Cara Haffey, Leader of Industry for Industrials and Services at PwC UK
“As the Autumn Budget fast approaches, the manufacturing industry will be keen to hear what steps government will take to boost growth and ensure the industry can compete on the global stage.
“Our Value in Motion research shows that megatrends, such as AI, climate change, and geopolitical shifts, are driving industries including manufacturing to reconfigure how they operate through innovation and automation, to ensure they can meet future demands.
“There is opportunity and there is ambition, the key to unlocking this will be focusing on three areas; strengthen the skills pipeline, support resilient supply chains, and drive innovation.
“One change which could really make a difference would be to allow the inclusion of leasing within Full Expensing — this would enable thousands of smaller firms to invest in modern machinery and technology without upfront capital barriers.
“We have already seen some positive measures announced to energise the sector and steps taken to inject investment.

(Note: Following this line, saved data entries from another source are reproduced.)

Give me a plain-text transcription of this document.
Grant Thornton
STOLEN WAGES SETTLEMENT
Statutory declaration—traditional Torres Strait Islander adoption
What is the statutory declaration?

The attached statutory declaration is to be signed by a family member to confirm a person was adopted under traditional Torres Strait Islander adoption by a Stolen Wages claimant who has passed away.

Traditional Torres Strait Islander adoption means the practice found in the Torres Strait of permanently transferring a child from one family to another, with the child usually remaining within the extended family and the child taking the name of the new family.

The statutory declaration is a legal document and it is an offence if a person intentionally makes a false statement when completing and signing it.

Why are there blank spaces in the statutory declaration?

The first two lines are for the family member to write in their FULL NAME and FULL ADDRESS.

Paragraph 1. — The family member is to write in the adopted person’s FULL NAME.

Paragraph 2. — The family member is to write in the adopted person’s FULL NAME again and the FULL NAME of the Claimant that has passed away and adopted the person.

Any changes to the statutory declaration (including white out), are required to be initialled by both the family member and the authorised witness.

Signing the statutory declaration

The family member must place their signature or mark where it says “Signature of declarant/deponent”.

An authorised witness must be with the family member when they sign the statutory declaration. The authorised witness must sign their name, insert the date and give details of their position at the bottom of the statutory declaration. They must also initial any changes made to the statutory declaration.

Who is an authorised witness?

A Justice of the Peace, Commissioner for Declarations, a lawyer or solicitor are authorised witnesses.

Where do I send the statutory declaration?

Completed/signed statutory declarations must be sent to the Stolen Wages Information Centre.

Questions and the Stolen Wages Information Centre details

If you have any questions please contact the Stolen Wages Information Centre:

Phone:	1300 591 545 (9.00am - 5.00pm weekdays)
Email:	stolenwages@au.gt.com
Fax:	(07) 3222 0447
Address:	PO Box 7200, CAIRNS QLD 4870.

The Regional Investment Summit saw some key announcements: it brought the Life Sciences Innovative Manufacturing Fund (LSIMF) into play, with its first two investments announced in Keele and Birmingham, potentially unlocking over £30 million.
“We also saw a targeted skills package announced by The West Midlands Combined Authority in October, this is a welcome response to the need to work with business to deliver much-needed skills and training. The pace of change is rapid, so in parallel, businesses can’t sit still and wait for the skills to come to them, the sector itself needs to focus on upskilling its current workforce.
“The Chancellor’s promise to ‘cut red tape’ has been received positively but the industry is also looking for direction, following consultations on key reliefs relating to R&D and other measures for major capital projects which provide tax certainty.
“The industry is primed to power economic growth, the government’s Industrial Strategy recognises that, now businesses need clarity and stability”.
Rachel Moore, R&D Tax Partner, PwC UK
“The UK R&D tax landscape has undergone significant change in recent years, most notably, the merger of the previous relief schemes into a single R&D Expenditure Credit (RDEC) regime. This has been accompanied by enhanced compliance measures and increased HMRC scrutiny to strengthen oversight of the system.
“With this in mind, businesses will be hoping for a Budget that brings stability rather than further major changes to the R&D regime, along with progress towards greater simplicity and certainty. The merged RDEC regime is seen by some as overly complex, resulting in higher compliance costs. A more streamlined process and clearer guidance on eligible claims would be widely welcomed. Potential announcements, such as the introduction of an advance assurance regime, could help achieve this, provided they do not add to the administrative burden for businesses."